Another bizarre case. Williams was one of the most highly respected players in the NBA. But accidents do happen. I mean if pointing a loaded shotgun at a limo driver, pulling the trigger, not calling an ambulance, and trying to get everyone at your party to cover up what really happened can be defined as an accident then the legal system is in bad shape. Jayson smiled a lot and begged for forgiveness. He should be sharing a cell with Carruth. 


*2. Rae Carruth* 





The last time you could have seen a free Rae Carruth you might have found him cowering in the trunk of a car while police were on the hunt. Carruth will probably be in prison for the rest of his life. His crime: Oh, he just hired someone to shoot his pregnant girlfriend. Yes, the baby was his. 






*1. O.J. Simpson* 







I know, everyone has had enough O.J. The Juice was definitely loose back in the mid nineties when he was charged with murdering Ronald Goldman and Nicole Brown ??? his former wife. This was the trial of the century as now-deceased star attorney Johnny Cochrane waved a magic wand in front of the jury who acquitted Simpson. Fortunately, some justice was served as O.J. was found guilty in a civil court. Rumor has it that O.J. is still looking for the killer. Juice, take a look in the mirror.


----------



## Goodfella9783 (Mar 12, 2006)

The Iverson incident they describe when he hunted his wife down with a gun definately didn't happen in Nov. 2005. And how is OJ #1 when he wasn't even convicted?

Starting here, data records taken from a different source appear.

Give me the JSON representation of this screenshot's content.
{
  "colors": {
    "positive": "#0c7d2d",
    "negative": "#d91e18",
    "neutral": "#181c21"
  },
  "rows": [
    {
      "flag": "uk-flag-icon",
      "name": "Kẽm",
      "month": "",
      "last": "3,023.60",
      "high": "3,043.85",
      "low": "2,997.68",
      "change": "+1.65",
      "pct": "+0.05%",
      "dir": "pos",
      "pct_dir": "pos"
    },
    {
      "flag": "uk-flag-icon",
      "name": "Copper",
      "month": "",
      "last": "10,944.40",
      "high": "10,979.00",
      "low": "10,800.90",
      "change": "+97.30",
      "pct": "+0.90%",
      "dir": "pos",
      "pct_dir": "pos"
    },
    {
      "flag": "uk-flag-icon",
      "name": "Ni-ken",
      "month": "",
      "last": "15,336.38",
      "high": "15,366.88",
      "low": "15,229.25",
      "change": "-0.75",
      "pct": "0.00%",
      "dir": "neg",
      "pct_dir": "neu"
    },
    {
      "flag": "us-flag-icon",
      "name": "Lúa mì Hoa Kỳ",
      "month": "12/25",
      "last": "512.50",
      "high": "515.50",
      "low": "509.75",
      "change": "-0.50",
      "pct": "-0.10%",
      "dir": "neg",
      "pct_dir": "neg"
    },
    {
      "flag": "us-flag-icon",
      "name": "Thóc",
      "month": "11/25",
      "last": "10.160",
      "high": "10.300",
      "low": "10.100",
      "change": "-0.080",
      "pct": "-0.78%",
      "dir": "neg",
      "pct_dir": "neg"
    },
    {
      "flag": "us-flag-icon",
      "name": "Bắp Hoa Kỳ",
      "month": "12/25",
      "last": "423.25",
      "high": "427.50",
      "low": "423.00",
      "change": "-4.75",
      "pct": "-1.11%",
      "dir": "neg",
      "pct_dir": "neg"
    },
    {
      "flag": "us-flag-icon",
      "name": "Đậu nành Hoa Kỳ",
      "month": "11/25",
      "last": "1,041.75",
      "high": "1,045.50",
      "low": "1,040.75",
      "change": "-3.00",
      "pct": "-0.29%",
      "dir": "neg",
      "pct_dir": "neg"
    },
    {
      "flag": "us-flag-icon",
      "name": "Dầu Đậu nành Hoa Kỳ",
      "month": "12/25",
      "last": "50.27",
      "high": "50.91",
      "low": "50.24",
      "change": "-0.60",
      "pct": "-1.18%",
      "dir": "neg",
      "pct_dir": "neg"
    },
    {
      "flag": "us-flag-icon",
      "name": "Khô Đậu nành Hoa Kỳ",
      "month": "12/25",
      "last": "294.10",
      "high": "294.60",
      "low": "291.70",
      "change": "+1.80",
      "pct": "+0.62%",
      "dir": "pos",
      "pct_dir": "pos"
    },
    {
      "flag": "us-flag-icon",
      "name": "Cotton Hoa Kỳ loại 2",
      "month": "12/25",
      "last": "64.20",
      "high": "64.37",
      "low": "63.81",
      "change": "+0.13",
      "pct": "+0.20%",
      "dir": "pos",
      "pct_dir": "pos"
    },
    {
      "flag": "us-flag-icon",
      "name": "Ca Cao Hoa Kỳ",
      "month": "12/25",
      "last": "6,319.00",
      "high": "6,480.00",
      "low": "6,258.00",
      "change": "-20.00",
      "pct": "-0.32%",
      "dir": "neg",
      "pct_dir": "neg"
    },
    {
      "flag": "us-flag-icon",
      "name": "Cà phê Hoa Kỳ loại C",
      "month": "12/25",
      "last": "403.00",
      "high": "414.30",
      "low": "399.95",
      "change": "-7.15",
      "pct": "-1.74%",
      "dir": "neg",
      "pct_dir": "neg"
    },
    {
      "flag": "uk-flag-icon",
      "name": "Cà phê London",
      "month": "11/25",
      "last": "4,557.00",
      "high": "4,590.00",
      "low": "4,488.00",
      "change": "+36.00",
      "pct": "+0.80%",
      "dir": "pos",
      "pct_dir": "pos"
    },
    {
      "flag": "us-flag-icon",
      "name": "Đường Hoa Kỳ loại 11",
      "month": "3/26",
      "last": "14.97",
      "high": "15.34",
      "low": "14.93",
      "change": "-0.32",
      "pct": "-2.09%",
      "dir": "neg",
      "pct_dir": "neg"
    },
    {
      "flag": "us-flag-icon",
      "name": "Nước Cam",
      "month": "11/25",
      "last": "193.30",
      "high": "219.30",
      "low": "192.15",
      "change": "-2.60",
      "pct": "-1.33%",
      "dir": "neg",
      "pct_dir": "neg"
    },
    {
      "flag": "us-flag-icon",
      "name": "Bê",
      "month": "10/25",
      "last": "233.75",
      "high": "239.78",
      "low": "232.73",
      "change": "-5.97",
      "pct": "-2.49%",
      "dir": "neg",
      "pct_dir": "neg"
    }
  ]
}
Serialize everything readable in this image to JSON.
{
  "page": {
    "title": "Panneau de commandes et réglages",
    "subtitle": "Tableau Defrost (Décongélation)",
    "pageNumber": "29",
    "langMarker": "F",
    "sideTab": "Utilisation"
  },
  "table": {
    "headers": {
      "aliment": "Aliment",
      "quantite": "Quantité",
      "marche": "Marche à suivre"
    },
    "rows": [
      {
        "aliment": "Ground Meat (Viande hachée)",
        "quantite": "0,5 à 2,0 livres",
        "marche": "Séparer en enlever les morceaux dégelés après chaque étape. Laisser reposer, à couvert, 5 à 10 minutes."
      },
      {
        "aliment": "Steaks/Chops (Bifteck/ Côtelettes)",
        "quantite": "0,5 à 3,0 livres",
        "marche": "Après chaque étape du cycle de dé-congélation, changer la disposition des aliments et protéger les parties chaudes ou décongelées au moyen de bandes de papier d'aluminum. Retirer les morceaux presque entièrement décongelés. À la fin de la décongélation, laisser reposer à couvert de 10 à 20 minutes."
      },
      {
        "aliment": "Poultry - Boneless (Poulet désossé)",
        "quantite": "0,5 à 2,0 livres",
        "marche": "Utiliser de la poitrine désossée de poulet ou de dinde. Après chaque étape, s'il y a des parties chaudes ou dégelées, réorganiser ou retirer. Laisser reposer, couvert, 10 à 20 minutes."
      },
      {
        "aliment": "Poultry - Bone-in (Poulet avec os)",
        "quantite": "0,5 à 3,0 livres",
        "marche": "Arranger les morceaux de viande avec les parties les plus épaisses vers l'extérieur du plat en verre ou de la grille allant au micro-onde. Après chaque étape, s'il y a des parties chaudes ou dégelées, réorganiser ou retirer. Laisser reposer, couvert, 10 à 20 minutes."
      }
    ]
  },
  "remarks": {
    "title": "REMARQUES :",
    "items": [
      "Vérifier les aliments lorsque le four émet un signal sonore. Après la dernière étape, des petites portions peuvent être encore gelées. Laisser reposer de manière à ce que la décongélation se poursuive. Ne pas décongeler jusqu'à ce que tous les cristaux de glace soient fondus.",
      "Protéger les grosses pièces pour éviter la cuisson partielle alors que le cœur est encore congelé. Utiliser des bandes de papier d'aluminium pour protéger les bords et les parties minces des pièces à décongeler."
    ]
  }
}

Anyhow, there were some good ones.


----------



## Triple Threat (Mar 12, 2006)

I think you could add Ray Lewis and Ron LeFlore to that list.


----------



## Goodfella9783 (Mar 12, 2006)

What about Michael Irvin?


----------



## min0 lee (Mar 12, 2006)

Good one's. 
Ron Leflore...that's a blast from the past. I believe he did time before becoming a major leaguer


----------



## GFR (Mar 12, 2006)

Only one white guy min0 lee????


*Racist*


----------



## fletcher6490 (Mar 12, 2006)

Darrel Strawberry anyone???


----------



## min0 lee (Mar 12, 2006)

ForemanRules said:
			
		

> Only one white guy min0 lee????
> 
> 
> *Racist*


 
I see a pattern.


----------



## min0 lee (Mar 12, 2006)

fletcher6490 said:
			
		

> Darrel Strawberry anyone???


Another one.....Dwight Gooden.

Damn.


----------



## musclepump (Mar 12, 2006)

Goodfella9783 said:
			
		

> The Iverson incident they describe when he hunted his wife down with a gun definately didn't happen in Nov. 2005. And how is OJ #1 when he wasn't even convicted?
> 
> Anyhow, there were some good ones.



Because he still did it.


----------



## Flex (Mar 13, 2006)

Triple Threat said:
			
		

> I think you could add Ray Lewis to that list.




Ray Lewis murders people and gets away with it 































































He's my hero!


----------



## fletcher6490 (Mar 13, 2006)

Flex said:
			
		

> Ray Lewis murders people and gets away with it
> 
> 
> 
> ...



Na, he didn't kill anyone.  He just lied for 2 friends.  Ra Carruth was the murderer.


----------



## boilermaker (Mar 23, 2006)

Let's not forget Denny Mclaine.  Poor old people.


----------